BCDX2–CX3 and DX2–CX3 complexes assemble and stabilize RAD51 filaments

Abstract

The repair of DNA double-strand breaks by homologous recombination (HR) is essential for genomic integrity, and its dysregulation is a hallmark of cancer¹. Central to HR is the RAD51 recombinase, whose assembly into a nucleoprotein filament is governed by five RAD51 paralogs (RAD51B, RAD51C, RAD51D, XRCC2, XRCC3)². Mutations in any of these proteins predispose individuals to multiple cancers or genetic disorders^3-6. These paralogs are thought to form two functionally separate complexes, BCDX2 (RAD51B-C-D-XRCC2) and CX3 (RAD51C-XRCC3), that act independently at different stages of HR^7-11. Here, we demonstrate that all five paralogs can assemble into a single, ATP-dependent BCDX2-CX3-RAD51 supercomplex.

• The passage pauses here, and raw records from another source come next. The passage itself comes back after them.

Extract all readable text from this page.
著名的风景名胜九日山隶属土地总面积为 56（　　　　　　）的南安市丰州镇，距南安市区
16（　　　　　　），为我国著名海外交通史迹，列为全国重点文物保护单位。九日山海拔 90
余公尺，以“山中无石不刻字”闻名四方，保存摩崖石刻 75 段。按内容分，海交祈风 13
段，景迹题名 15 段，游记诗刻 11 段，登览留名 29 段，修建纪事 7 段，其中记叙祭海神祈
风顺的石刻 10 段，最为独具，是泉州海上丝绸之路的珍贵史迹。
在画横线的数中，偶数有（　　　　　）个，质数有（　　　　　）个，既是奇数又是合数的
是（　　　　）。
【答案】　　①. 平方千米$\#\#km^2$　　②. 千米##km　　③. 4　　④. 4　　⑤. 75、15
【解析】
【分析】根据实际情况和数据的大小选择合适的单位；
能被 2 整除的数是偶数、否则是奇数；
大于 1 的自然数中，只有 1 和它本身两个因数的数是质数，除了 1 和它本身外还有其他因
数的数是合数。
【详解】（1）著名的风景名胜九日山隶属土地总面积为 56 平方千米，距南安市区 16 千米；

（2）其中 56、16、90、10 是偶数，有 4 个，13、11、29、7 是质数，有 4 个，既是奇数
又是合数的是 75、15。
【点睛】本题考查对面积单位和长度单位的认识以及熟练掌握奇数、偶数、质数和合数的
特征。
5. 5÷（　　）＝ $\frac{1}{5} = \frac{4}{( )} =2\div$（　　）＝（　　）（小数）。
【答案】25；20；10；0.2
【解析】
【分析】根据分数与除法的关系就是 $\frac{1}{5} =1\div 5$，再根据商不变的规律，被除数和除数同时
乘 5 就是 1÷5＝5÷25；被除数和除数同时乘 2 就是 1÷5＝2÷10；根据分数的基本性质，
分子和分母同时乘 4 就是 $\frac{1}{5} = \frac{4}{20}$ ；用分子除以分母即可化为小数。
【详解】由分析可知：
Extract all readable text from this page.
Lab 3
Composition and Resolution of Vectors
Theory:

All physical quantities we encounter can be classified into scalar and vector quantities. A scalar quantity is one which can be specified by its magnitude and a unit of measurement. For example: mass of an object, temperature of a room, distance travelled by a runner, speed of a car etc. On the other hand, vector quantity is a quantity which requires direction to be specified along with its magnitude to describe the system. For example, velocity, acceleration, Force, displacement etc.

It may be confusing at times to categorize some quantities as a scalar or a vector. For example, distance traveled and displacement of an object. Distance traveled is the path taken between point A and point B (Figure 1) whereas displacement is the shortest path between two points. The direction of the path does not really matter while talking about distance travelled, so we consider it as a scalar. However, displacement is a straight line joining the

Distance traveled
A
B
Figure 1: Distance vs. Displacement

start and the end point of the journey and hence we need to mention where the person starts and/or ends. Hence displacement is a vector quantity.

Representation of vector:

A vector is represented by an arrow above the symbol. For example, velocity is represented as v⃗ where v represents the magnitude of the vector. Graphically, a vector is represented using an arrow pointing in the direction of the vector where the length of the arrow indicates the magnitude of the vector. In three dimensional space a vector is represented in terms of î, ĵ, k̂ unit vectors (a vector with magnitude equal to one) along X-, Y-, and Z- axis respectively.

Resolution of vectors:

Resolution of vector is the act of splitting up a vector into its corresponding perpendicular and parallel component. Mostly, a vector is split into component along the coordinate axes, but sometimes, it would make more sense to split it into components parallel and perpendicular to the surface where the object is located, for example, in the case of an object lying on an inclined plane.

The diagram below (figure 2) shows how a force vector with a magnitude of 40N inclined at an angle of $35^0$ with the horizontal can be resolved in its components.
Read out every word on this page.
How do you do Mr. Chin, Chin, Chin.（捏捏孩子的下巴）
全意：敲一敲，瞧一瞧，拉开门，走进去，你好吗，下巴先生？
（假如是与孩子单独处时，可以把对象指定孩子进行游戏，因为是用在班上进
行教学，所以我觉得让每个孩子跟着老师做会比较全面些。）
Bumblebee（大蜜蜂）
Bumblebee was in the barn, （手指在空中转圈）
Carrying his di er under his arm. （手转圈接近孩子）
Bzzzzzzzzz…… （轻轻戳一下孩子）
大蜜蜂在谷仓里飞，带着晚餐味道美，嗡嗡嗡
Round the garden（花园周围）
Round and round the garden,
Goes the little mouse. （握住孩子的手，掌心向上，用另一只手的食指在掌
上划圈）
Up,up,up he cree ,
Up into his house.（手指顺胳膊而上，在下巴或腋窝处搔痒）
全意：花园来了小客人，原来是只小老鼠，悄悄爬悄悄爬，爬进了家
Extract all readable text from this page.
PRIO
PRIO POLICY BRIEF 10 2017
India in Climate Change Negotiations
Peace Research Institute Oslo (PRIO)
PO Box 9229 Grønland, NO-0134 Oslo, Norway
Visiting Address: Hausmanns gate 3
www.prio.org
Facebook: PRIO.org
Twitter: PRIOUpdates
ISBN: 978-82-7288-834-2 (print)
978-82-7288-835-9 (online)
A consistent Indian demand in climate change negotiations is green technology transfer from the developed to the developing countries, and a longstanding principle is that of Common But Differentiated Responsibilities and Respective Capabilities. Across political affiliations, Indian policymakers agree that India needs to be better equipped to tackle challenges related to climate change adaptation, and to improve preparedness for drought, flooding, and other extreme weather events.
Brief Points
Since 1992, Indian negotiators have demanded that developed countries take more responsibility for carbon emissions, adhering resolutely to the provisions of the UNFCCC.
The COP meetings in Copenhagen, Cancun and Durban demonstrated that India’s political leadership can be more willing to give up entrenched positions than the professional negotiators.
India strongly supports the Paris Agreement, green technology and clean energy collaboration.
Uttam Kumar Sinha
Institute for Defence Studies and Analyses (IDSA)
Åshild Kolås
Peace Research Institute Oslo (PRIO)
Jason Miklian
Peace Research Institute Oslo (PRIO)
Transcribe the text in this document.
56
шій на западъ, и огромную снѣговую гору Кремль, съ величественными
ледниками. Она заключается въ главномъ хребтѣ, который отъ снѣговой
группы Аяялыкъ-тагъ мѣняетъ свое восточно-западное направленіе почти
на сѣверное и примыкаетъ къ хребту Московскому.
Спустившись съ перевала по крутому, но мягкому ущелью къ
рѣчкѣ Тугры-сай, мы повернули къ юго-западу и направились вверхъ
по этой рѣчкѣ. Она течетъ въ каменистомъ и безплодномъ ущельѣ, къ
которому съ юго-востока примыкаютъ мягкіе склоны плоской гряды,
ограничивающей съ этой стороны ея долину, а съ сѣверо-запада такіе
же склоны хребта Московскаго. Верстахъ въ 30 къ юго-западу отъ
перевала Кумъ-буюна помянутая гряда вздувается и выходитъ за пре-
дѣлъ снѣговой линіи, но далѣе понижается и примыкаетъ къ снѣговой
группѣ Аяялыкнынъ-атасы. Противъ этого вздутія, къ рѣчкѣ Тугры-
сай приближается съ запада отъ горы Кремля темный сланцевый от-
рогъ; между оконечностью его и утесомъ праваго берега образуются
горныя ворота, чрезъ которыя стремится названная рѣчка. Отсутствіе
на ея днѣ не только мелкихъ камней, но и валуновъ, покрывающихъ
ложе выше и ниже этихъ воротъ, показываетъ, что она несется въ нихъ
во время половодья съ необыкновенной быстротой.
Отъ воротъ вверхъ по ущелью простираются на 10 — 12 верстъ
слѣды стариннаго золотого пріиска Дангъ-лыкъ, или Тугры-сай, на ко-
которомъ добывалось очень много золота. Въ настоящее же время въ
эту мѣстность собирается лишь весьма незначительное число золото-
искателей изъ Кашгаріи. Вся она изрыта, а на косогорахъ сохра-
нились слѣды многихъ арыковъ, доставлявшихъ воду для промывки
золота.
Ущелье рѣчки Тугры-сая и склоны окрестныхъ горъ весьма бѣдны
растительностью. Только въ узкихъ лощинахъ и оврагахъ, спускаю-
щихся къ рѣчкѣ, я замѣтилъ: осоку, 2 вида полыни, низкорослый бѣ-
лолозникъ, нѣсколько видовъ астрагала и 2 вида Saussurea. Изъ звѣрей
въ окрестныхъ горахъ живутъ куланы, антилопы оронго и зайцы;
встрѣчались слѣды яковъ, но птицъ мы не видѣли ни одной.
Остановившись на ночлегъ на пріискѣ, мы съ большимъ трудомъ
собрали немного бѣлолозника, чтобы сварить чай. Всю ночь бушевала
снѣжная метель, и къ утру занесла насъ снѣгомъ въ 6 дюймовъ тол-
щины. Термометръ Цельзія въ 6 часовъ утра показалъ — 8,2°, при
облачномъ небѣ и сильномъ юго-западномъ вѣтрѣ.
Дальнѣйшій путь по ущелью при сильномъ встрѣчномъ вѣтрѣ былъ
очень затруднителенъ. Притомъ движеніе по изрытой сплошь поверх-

The architecture of this assembly bound to single-stranded DNA (ssDNA) reveals a contiguous filament where the CX3 module stacks atop BCDX2, creating a protofilament template for RAD51 filament formation. We further identify a novel, RAD51B-independent DX2-CX3 complex (RAD51D-XRCC2-RAD51C-XRCC3) functioning as a stable RAD51 anchor on ssDNA, and we capture it in multiple states, including capping RAD51 filament segment. These distinct assemblies are differentially regulated by ATPase activity, defining a dynamic BCDX2-CX3 “loader” and a stable DX2-CX3 “anchor” that provide functional modularity to the HR machinery. This work provides a unifying mechanism for human RAD51 paralog function and delivers an atomic blueprint for interpreting disease-causing mutations.